Un dato molto importante che è emerso è che “il Governo continua a portare avanti una politica fiscale prudente e responsabile, proponendo un percorso di rientro dal disavanzo eccessivo realisticamente più ambizioso di quello prefigurato dalla Commissione europea attraverso la traiettoria tecnica, impegnandosi a scendere sotto la soglia del 3% del rapporto deficit/Pil già nel 2026”. Questo rientro nel vecchio parametro di Maastricht appare di particolare rilevanza ai fini delle valutazioni che i mercati daranno sulla sostenibilità del nostro debito.

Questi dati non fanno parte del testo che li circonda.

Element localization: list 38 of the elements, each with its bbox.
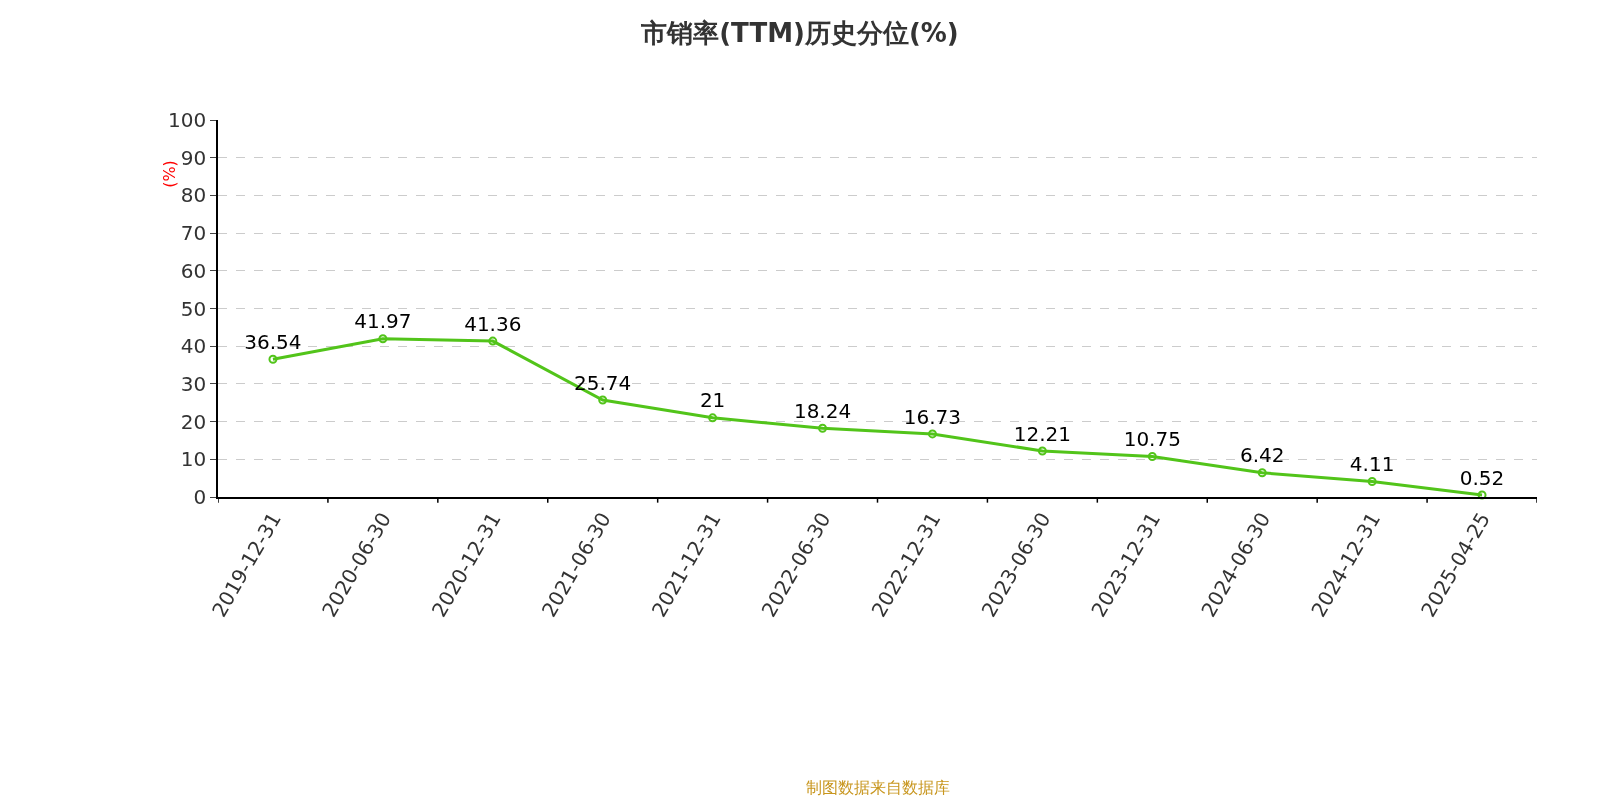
y-tick-label: 70 [180, 221, 207, 246]
point [1037, 446, 1047, 456]
point [708, 413, 718, 423]
data-label: 0.52 [1459, 465, 1505, 490]
y-tick-label: 80 [180, 183, 207, 208]
point [268, 354, 278, 364]
data-label: 21 [699, 388, 726, 413]
y-tick-label: 50 [180, 296, 207, 321]
point [1367, 477, 1377, 487]
data-label: 36.54 [244, 329, 302, 354]
data-label: 10.75 [1123, 427, 1181, 452]
point [488, 336, 498, 346]
y-tick-label: 20 [180, 409, 207, 434]
point [818, 423, 828, 433]
text: 制图数据来自数据库 [806, 778, 950, 797]
y-tick-label: 30 [180, 371, 207, 396]
point [1477, 490, 1487, 500]
point [1147, 451, 1157, 461]
chart-title: 市销率(TTM)历史分位(%) [640, 18, 959, 49]
data-label: 12.21 [1013, 421, 1072, 446]
data-label: 25.74 [574, 370, 632, 395]
point [598, 395, 608, 405]
data-label: 6.42 [1239, 443, 1285, 468]
y-tick-label: 100 [168, 108, 207, 132]
point [378, 334, 388, 344]
y-tick-label: 60 [180, 258, 207, 283]
data-label: 4.11 [1349, 452, 1395, 477]
y-tick-label: 0 [193, 485, 207, 509]
point [1257, 468, 1267, 478]
y-tick-label: 10 [180, 447, 207, 472]
data-label: 41.36 [464, 311, 522, 336]
data-label: 16.73 [903, 404, 962, 429]
data-label: 41.97 [354, 309, 412, 334]
data-label: 18.24 [793, 398, 852, 423]
point [927, 429, 937, 439]
y-axis-title: (%) [160, 160, 180, 188]
y-tick-label: 40 [180, 334, 207, 359]
y-tick-label: 90 [180, 145, 207, 170]
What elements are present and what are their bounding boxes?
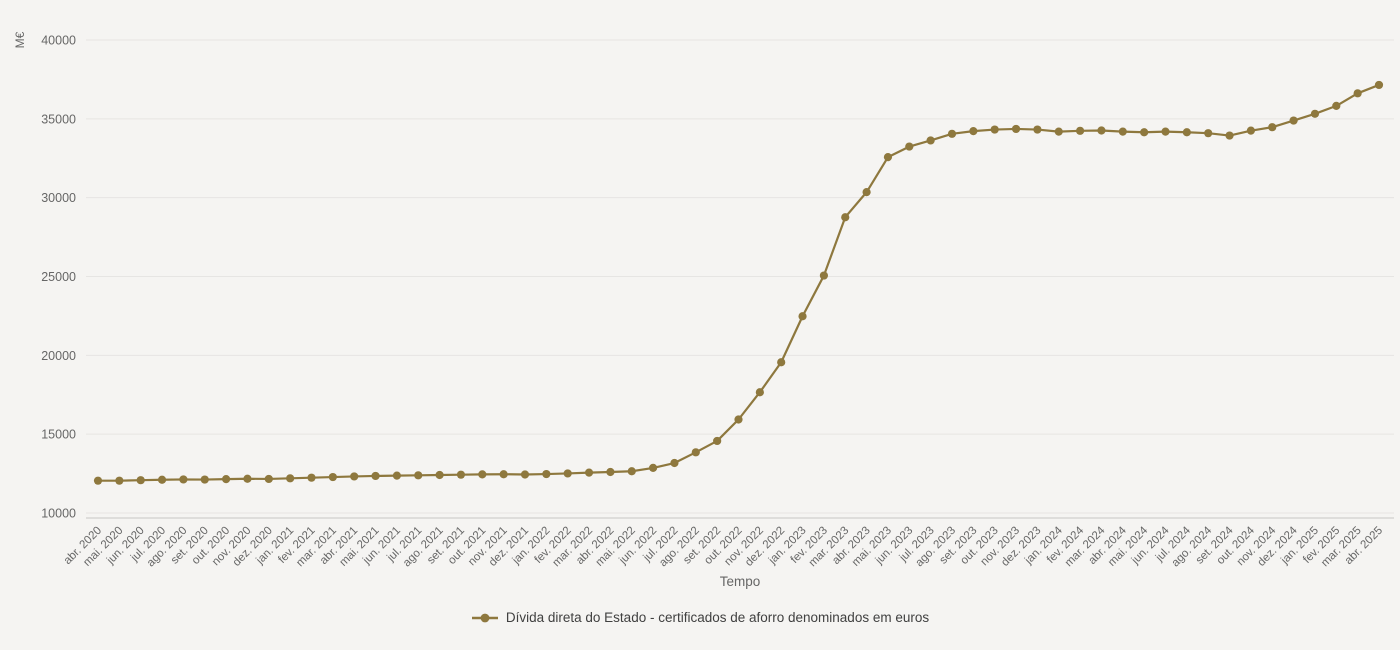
data-point-56 (1289, 116, 1298, 125)
data-point-45 (1054, 127, 1063, 136)
data-point-53 (1225, 131, 1234, 140)
data-point-55 (1268, 123, 1277, 132)
data-point-7 (243, 474, 252, 483)
data-point-29 (713, 436, 722, 446)
data-point-10 (307, 473, 316, 482)
data-point-39 (926, 136, 935, 145)
data-point-12 (350, 472, 359, 481)
data-point-31 (755, 388, 764, 397)
plot-area: 10000150002000025000300003500040000abr. … (41, 34, 1394, 569)
data-point-15 (414, 471, 423, 480)
data-point-1 (115, 476, 124, 485)
data-point-33 (798, 312, 807, 321)
data-point-34 (819, 271, 829, 280)
data-point-24 (606, 467, 615, 477)
y-tick-label-25000: 25000 (41, 270, 76, 284)
y-tick-label-30000: 30000 (41, 191, 76, 205)
data-point-47 (1097, 126, 1106, 135)
data-point-54 (1246, 126, 1255, 135)
legend-item-divida-direta[interactable]: Dívida direta do Estado - certificados d… (471, 610, 929, 625)
data-point-22 (563, 469, 572, 478)
data-point-17 (456, 470, 466, 479)
y-tick-label-35000: 35000 (41, 112, 76, 126)
data-point-60 (1374, 80, 1384, 90)
y-tick-label-15000: 15000 (41, 428, 76, 442)
data-point-26 (649, 463, 658, 473)
data-point-8 (264, 474, 273, 484)
data-point-0 (93, 476, 103, 485)
data-point-43 (1011, 124, 1021, 134)
data-point-18 (478, 470, 487, 479)
data-point-51 (1182, 128, 1191, 137)
data-point-48 (1118, 127, 1127, 136)
data-point-52 (1204, 129, 1213, 138)
legend-label: Dívida direta do Estado - certificados d… (505, 610, 930, 625)
data-point-37 (883, 153, 893, 162)
data-point-35 (841, 213, 850, 222)
y-axis-title: M€ (13, 31, 27, 49)
data-point-23 (584, 468, 594, 477)
data-point-6 (222, 475, 231, 484)
data-point-57 (1310, 109, 1320, 118)
y-tick-label-10000: 10000 (41, 507, 76, 521)
data-point-46 (1076, 126, 1085, 135)
data-point-41 (969, 127, 978, 136)
x-axis-title: Tempo (719, 574, 761, 589)
data-point-2 (136, 476, 145, 485)
data-point-44 (1033, 125, 1042, 134)
data-point-40 (947, 129, 957, 138)
legend-marker-icon (471, 613, 498, 622)
data-point-19 (499, 470, 508, 479)
data-point-32 (777, 358, 786, 367)
data-point-42 (990, 125, 999, 134)
data-point-50 (1161, 127, 1170, 136)
data-point-27 (670, 458, 679, 468)
data-point-28 (691, 448, 700, 457)
data-point-49 (1140, 128, 1149, 137)
data-point-3 (157, 475, 167, 484)
data-point-4 (179, 475, 188, 484)
data-point-30 (734, 415, 743, 424)
y-tick-label-40000: 40000 (41, 34, 76, 48)
data-point-21 (542, 469, 551, 479)
data-point-14 (392, 471, 401, 480)
data-point-5 (200, 475, 209, 484)
data-point-25 (627, 467, 636, 476)
data-point-11 (328, 472, 337, 482)
data-point-13 (371, 471, 380, 481)
y-tick-label-20000: 20000 (41, 349, 76, 363)
data-point-9 (286, 474, 295, 483)
data-point-38 (905, 142, 914, 151)
data-point-36 (862, 188, 871, 197)
data-point-16 (435, 470, 444, 480)
data-point-20 (520, 470, 530, 479)
data-point-59 (1353, 89, 1362, 98)
data-point-58 (1332, 101, 1341, 111)
legend: Dívida direta do Estado - certificados d… (0, 610, 1400, 625)
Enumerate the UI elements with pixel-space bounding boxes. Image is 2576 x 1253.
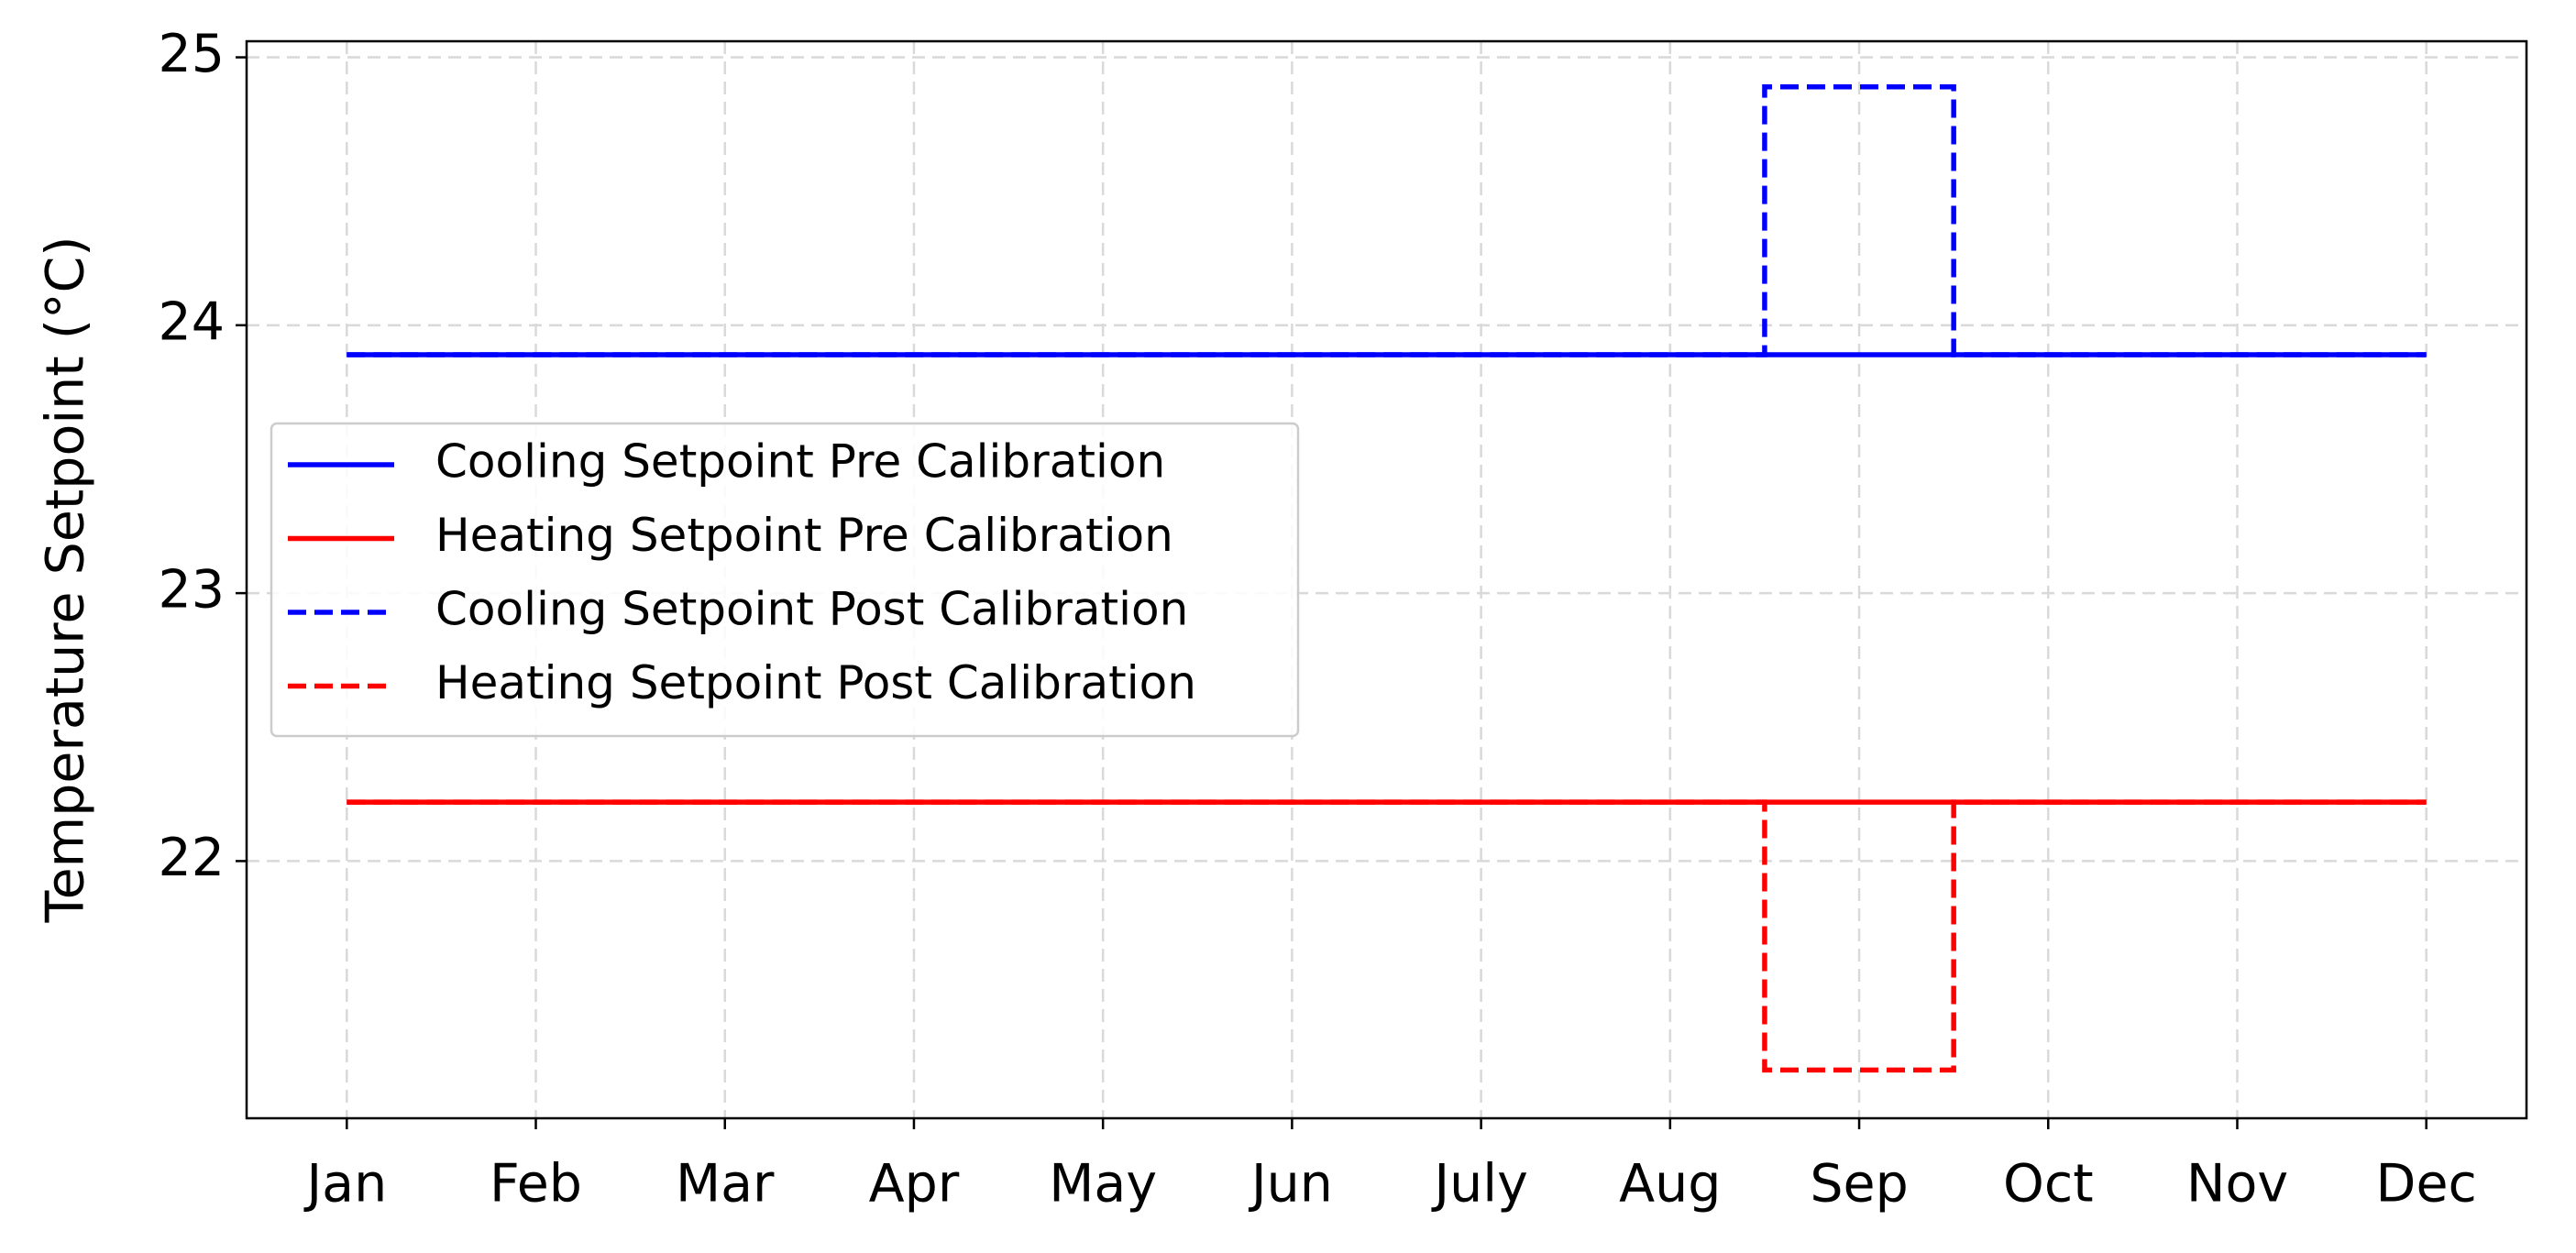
plot-frame — [245, 39, 2528, 1120]
x-tick-label: Sep — [1810, 1154, 1908, 1215]
legend-label: Heating Setpoint Post Calibration — [435, 656, 1196, 709]
x-tick-label: May — [1049, 1154, 1157, 1215]
legend-label: Cooling Setpoint Post Calibration — [435, 583, 1188, 636]
x-tick-label: Oct — [2003, 1154, 2094, 1215]
y-axis-label: Temperature Setpoint (°C) — [36, 236, 96, 923]
y-tick-label: 23 — [158, 560, 225, 621]
y-tick-label: 25 — [158, 24, 225, 84]
x-tick-label: Jan — [303, 1154, 387, 1215]
legend-label: Heating Setpoint Pre Calibration — [435, 509, 1173, 562]
series-line — [347, 799, 2427, 1073]
x-tick-label: Apr — [869, 1154, 960, 1215]
x-tick-label: Nov — [2186, 1154, 2288, 1215]
legend-box — [270, 422, 1300, 738]
series-line — [347, 83, 2427, 357]
x-tick-label: Aug — [1619, 1154, 1721, 1215]
x-tick-label: Dec — [2376, 1154, 2477, 1215]
x-tick-label: Feb — [490, 1154, 582, 1215]
y-tick-label: 22 — [158, 828, 225, 888]
legend-label: Cooling Setpoint Pre Calibration — [435, 435, 1165, 489]
x-tick-label: Jun — [1249, 1154, 1333, 1215]
y-tick-label: 24 — [158, 291, 225, 352]
x-tick-label: July — [1431, 1154, 1528, 1215]
x-tick-label: Mar — [676, 1154, 775, 1215]
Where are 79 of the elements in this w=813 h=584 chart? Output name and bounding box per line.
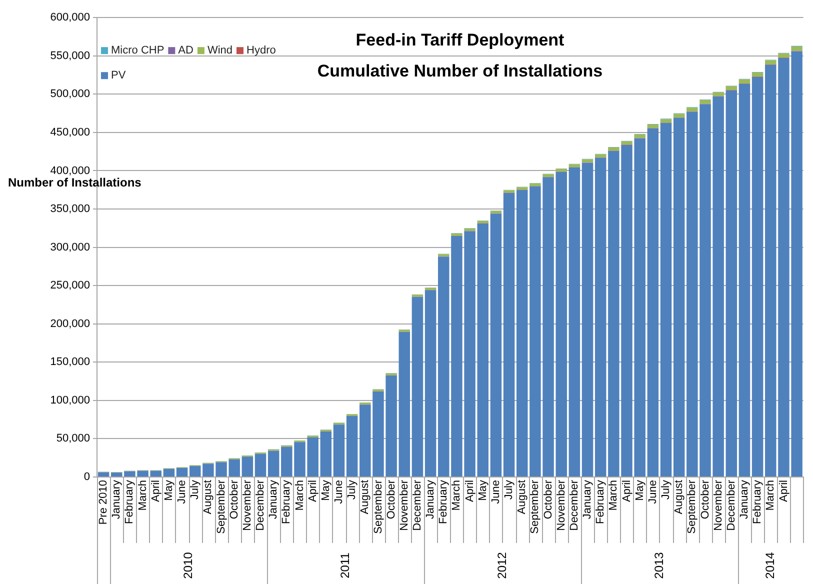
x-tick-label: June [176, 480, 188, 504]
x-tick-label: January [738, 480, 751, 520]
x-tick-label: September [686, 480, 698, 534]
x-tick-label: March [450, 480, 463, 511]
x-tick-label: August [202, 480, 214, 514]
x-tick-label: March [136, 480, 149, 511]
x-tick-label: December [725, 480, 738, 531]
legend-label: PV [111, 70, 126, 82]
x-tick-label: February [438, 480, 450, 524]
y-tick-label: 300,000 [50, 241, 90, 254]
x-tick-label: August [673, 480, 686, 514]
x-tick-label: October [542, 480, 554, 520]
x-tick-label: October [228, 480, 240, 520]
text: 2012 [494, 552, 509, 579]
text: 2010 [180, 552, 195, 579]
legend-label: Hydro [246, 44, 276, 57]
text: Feed-in Tariff Deployment [356, 30, 565, 50]
x-tick-label: March [764, 480, 777, 511]
x-tick-label: November [398, 480, 410, 531]
x-tick-label: February [124, 480, 136, 524]
x-tick-label: June [333, 480, 346, 504]
x-tick-label: August [516, 480, 528, 514]
x-tick-label: September [215, 480, 228, 534]
x-tick-label: December [254, 480, 267, 531]
x-tick-label: September [529, 480, 542, 534]
text: 2013 [652, 552, 666, 579]
x-tick-label: January [582, 480, 594, 520]
x-tick-label: July [503, 480, 516, 500]
x-tick-label: February [280, 480, 293, 524]
x-tick-label: October [699, 480, 712, 520]
y-tick-label: 400,000 [50, 164, 90, 177]
y-tick-label: 600,000 [50, 12, 90, 24]
x-tick-label: April [620, 480, 633, 502]
x-tick-label: Pre 2010 [98, 480, 110, 525]
x-tick-label: November [712, 480, 724, 531]
y-tick-label: 0 [84, 471, 90, 484]
y-tick-label: 500,000 [50, 88, 90, 100]
text: 2011 [338, 552, 352, 578]
text: Cumulative Number of Installations [317, 62, 603, 81]
x-tick-label: June [490, 480, 502, 504]
x-tick-label: January [424, 480, 437, 520]
x-tick-label: September [372, 480, 384, 534]
x-tick-label: April [778, 480, 790, 502]
legend-label: Micro CHP [111, 44, 164, 57]
x-tick-label: December [412, 480, 424, 531]
x-tick-label: October [385, 480, 398, 520]
y-tick-label: 550,000 [50, 50, 90, 62]
x-tick-label: February [594, 480, 607, 524]
x-tick-label: April [150, 480, 162, 502]
x-tick-label: May [162, 480, 175, 501]
x-tick-label: June [646, 480, 659, 504]
x-tick-label: May [320, 480, 332, 501]
x-tick-label: July [189, 480, 202, 500]
y-tick-label: 50,000 [56, 432, 90, 445]
y-tick-label: 450,000 [50, 126, 90, 138]
x-tick-label: May [634, 480, 646, 501]
x-tick-label: July [346, 480, 358, 500]
y-tick-label: 250,000 [50, 280, 90, 292]
y-tick-label: 200,000 [50, 318, 90, 330]
x-tick-label: November [241, 480, 254, 531]
x-tick-label: April [306, 480, 319, 502]
x-tick-label: March [608, 480, 620, 511]
x-tick-label: January [268, 480, 280, 520]
x-tick-label: January [110, 480, 123, 520]
x-tick-label: December [568, 480, 580, 531]
x-tick-label: July [660, 480, 672, 500]
legend-label: Wind [207, 44, 233, 57]
x-tick-label: March [294, 480, 306, 511]
x-tick-label: May [476, 480, 489, 501]
y-tick-label: 350,000 [50, 203, 90, 216]
x-tick-label: November [555, 480, 568, 531]
x-tick-label: April [464, 480, 476, 502]
y-tick-label: 100,000 [50, 394, 90, 406]
text: 2014 [762, 552, 777, 579]
x-tick-label: February [752, 480, 764, 524]
x-tick-label: August [359, 480, 372, 514]
y-tick-label: 150,000 [50, 356, 90, 368]
y-axis-title: Number of Installations [8, 175, 142, 190]
legend-label: AD [178, 44, 194, 57]
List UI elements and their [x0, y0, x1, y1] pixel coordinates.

Il Piano esaminato ieri dal Governo non sarà trasmesso immediatamente alle Camere, ma si attende al riguardo la pubblicazione delle revisioni statistiche da parte dell’Istat nell’ambito della “Revisione generale delle stime annuali dei Conti nazionali del periodo 1995-2023”, attesa tra una settimana, il prossimo 23 settembre. Se l’Istat correggerà al rialzo la stima del livello ultimo del Pil, e in conseguenza anche i rapporti nel tempo tra disavanzo e Pil e soprattutto debito e Pil, permetterà un miglior percorso programmatico per i prossimi anni. In ogni caso il Piano dovrà essere corretto per tener conto dei dati aggiornati di contabilità nazionale prima di essere trasmesso all’Unione europea.